Le bazooka européen pour réguler internet pleinement activé samedi
Par Daniel ARONSSOHN / AFP
La législation européenne sur les services numériques entre pleinement en vigueur samedi avec des obligations désormais imposées à l’ensemble des plateformes en ligne, sous peine d’amendes, pour mieux protéger les utilisateurs contre les contenus illégaux.
Le règlement sur les services numériques (DSA) s’applique déjà depuis fin août aux entreprises les plus puissantes comme X, TikTok ainsi que les principaux services de Meta (Facebook, Instagram), Apple, Google, Microsoft ou Amazon.
L’Union européenne a ainsi ouvert en décembre une enquête formelle visant le réseau social d’Elon Musk soupçonné de manquements à ses obligations en matière de lutte contre la désinformation, la circulation d’images violentes ou les incitations à la haine.
Au total, 22 très grands acteurs de l’internet, dont trois sites pornographiques, ont été placés sous la surveillance directe de la Commission européenne qui a recruté plus d’une centaine d’experts à Bruxelles pour assumer son nouveau rôle de gendarme du numérique.
A partir de samedi, les éléments clé du règlement s’appliquent cependant à toutes les plateformes, quelle que soit leur taille, avec seulement des allégements partiels pour les plus petites entreprises. L’objectif est d’en finir avec les espaces de non droit: tout ce qui est illégal hors ligne doit l’être en ligne.

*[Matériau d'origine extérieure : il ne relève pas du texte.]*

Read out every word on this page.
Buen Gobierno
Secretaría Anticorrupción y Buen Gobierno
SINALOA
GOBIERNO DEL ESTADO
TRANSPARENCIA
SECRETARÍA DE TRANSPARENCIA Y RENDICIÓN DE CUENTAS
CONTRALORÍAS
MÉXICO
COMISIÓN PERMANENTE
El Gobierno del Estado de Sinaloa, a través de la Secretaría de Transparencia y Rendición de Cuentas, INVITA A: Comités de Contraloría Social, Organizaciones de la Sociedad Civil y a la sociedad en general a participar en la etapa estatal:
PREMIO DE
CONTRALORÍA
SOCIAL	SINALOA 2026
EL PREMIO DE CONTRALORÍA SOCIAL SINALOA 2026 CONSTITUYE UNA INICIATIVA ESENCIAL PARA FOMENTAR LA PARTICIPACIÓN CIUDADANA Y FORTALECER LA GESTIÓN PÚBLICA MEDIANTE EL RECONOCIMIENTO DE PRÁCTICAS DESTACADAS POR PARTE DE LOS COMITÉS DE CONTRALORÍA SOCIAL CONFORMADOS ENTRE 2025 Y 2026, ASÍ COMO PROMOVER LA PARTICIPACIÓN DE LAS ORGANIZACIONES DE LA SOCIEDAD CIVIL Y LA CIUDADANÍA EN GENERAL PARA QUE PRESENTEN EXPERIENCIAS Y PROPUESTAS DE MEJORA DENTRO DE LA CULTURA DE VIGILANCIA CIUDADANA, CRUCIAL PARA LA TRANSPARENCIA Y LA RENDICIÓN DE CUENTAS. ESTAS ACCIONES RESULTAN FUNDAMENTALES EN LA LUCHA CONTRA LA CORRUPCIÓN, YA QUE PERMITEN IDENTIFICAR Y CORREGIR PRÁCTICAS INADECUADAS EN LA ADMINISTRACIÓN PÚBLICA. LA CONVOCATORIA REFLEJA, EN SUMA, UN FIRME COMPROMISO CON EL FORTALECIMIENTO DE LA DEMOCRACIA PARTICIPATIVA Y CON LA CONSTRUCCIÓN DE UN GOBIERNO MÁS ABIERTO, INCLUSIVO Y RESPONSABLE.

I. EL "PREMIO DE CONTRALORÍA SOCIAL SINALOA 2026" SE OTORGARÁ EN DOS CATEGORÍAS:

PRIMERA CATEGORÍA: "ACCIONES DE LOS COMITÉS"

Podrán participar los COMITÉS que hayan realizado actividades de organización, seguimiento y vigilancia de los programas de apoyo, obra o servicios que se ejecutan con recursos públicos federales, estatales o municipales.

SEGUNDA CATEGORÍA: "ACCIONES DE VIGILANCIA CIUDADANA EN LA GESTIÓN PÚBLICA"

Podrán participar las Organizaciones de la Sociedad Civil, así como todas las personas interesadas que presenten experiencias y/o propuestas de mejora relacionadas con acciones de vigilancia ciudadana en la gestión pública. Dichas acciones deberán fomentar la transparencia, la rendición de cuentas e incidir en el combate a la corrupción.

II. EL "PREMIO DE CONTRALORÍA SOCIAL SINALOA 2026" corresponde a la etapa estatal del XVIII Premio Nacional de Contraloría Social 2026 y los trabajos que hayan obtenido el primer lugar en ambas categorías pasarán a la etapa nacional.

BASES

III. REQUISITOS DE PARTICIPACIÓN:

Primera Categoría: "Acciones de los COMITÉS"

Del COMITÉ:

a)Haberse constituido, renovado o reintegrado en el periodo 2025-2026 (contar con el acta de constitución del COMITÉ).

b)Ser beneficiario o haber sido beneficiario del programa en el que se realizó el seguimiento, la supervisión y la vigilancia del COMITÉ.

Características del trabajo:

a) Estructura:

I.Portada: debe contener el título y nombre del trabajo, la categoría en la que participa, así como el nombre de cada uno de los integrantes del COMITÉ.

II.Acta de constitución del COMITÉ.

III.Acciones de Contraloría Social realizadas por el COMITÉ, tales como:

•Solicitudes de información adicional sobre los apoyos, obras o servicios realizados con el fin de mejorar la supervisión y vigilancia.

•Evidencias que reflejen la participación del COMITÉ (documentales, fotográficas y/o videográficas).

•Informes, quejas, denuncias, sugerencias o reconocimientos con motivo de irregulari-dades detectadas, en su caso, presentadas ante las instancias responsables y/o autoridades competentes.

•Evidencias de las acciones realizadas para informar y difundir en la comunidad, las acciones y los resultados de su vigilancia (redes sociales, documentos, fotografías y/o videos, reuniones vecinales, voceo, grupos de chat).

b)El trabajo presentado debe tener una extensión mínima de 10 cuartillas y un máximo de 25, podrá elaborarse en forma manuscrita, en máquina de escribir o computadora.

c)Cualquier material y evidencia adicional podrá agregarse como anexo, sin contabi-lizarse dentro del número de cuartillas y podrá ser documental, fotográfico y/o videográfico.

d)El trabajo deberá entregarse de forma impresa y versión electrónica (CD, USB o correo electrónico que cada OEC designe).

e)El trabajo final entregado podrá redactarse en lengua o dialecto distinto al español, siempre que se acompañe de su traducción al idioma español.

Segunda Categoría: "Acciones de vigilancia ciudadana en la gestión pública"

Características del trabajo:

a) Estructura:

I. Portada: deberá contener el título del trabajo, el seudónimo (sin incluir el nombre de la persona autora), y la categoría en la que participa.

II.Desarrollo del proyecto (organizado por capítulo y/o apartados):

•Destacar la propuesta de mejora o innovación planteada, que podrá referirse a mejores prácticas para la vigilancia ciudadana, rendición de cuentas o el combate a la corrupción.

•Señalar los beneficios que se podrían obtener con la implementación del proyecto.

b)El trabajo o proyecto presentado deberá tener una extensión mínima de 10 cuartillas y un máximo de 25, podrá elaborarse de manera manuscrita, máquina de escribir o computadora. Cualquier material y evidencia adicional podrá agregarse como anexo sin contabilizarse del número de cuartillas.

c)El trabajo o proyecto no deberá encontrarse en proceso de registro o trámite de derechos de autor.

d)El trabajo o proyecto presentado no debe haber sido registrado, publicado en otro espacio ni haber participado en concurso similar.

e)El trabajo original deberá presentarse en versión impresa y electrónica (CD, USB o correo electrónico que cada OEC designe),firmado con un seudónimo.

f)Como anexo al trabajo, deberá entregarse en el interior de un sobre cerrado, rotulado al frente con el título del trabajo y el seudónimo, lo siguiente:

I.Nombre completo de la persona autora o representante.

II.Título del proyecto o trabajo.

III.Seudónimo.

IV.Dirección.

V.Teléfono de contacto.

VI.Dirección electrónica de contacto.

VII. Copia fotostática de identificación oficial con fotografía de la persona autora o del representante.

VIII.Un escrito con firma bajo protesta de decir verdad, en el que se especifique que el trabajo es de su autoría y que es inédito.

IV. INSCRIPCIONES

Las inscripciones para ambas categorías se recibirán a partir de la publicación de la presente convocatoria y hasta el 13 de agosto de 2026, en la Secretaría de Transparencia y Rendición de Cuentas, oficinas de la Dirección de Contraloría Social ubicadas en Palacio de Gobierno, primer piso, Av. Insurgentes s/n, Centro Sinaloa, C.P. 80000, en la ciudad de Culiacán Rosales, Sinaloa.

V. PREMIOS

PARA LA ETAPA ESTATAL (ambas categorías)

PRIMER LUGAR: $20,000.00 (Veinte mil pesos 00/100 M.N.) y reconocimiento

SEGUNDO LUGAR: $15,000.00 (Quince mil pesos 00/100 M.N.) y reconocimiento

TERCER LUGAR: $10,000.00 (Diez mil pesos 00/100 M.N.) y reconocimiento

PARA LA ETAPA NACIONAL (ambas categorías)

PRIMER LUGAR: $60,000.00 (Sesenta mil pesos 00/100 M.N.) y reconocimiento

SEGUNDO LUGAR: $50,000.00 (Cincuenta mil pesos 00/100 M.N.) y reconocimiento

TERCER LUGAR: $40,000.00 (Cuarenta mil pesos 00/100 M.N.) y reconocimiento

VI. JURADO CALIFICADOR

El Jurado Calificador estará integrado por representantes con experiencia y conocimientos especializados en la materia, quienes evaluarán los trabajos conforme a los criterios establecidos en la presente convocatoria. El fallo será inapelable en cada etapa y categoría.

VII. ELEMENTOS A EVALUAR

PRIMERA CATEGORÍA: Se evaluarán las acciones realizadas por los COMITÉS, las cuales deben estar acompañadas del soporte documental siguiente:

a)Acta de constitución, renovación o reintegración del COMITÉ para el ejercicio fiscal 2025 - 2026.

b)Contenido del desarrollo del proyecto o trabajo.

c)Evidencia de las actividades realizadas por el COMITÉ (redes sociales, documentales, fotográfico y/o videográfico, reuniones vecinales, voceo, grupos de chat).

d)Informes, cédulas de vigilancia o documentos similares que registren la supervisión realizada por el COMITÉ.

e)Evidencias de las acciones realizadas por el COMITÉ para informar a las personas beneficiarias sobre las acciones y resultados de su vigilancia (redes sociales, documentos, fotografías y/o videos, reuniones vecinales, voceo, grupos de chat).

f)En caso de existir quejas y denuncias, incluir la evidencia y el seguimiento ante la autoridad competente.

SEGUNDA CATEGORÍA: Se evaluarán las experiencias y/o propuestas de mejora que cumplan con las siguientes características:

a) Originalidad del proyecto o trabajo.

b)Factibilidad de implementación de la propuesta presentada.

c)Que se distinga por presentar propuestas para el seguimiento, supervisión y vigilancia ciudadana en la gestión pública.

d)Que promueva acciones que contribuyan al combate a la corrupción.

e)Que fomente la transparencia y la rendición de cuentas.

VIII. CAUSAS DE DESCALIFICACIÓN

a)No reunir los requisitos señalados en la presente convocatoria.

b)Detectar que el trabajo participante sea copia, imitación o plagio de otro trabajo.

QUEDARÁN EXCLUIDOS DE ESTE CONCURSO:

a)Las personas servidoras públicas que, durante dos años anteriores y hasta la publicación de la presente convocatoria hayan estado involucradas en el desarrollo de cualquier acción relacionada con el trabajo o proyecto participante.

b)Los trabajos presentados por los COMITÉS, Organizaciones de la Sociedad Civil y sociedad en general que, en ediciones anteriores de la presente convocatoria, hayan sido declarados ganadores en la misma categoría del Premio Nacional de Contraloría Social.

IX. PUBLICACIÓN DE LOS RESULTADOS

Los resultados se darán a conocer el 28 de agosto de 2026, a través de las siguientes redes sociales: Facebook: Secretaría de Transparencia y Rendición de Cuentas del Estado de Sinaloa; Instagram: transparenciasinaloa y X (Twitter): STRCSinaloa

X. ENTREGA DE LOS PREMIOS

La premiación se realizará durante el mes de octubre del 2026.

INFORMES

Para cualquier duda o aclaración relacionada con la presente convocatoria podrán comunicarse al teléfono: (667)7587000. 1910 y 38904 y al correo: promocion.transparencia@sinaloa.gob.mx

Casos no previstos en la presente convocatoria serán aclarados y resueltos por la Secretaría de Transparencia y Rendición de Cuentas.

Parmi les obligations imposées à tous les fournisseurs de services, celle de proposer aux internautes des outils simples de signalement des contenus illicites tels que définis par les législations en vigueur (le plus souvent au niveau national) et d’agir « promptement » pour les retirer.
Les sites marchands doivent contrôler l’identité des vendeurs et bloquer les fraudeurs récidivistes notamment quand ils distribuent des produits dangereux ou contrefaits.

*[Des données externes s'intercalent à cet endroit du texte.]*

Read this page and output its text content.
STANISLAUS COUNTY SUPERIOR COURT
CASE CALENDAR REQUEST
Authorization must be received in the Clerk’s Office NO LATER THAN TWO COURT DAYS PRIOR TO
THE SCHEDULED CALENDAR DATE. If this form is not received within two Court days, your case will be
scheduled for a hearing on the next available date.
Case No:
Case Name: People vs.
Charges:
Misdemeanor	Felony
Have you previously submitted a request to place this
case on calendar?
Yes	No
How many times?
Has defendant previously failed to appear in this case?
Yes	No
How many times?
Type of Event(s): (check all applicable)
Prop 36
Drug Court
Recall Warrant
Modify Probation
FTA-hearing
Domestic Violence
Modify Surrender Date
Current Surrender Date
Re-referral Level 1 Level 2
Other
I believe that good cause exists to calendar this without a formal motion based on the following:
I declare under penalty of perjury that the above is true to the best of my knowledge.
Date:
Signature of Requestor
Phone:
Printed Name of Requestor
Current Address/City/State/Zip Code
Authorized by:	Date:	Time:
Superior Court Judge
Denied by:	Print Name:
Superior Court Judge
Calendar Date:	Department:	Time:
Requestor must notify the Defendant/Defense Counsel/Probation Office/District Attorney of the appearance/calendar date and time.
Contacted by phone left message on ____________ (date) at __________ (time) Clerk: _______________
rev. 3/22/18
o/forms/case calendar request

Le ciblage publicitaire des mineurs ainsi que l’exploitation de données sur le genre, les idées politiques ou l’appartenance religieuse.
– Lourdes amendes –
Les contrevenants s’exposent à de lourdes amendes jusqu’à 6% de leur chiffre annuel mondial, voire à une interdiction d’opérer en Europe en cas de violations graves et répétées.
Le 17 février marque aussi l’entrée en vigueur de ces sanctions potentielles, y compris pour les très grandes plateformes qui étaient déjà soumises au règlement mais pas encore à son volet répressif.
« Le but n’est pas d’imposer des amendes, c’est plutôt que les plateformes changent leurs pratiques, c’est à cela qu’on mesurera le succès de la législation », souligne cependant Alexandre de Streel, codirecteur du groupe de réflexion Center on Regulation in Europe (Cerre).
Si la date du 17 février est importante, les changements de pratiques « prendront du temps, ils ne se décrètent pas par une loi, car il faut changer la culture des utilisateurs et des entreprises », reconnaît cet expert.
Les plateformes, qui ne font pas partie des 22 « très grandes », seront surveillées par l’autorité du pays où elles ont leur établissement principal. Les Etats membres de l’UE avaient jusqu’à samedi pour désigner leur organisme national de régulation afin d’être prêts à faire appliquer les nouvelles règles.
Des dispositions plus strictes restent réservées aux très grands acteurs, dont on estime que la puissance fait peser des risques plus importants. Ces 22 géants ont été désignés sur la base d’un nombre d’utilisateurs actifs en Europe, évalué à plus de 45 millions.
Parmi leurs obligations spécifiques, les très grandes plateformes doivent analyser elles-mêmes les risques liés à l’utilisation de leur service et mettre en place les moyens pour les atténuer.
Elles sont soumises à une transparence accrue, avec l’obligation de fournir au régulateur un accès à leurs algorithmes, et sont auditées une fois par an à leurs propres frais.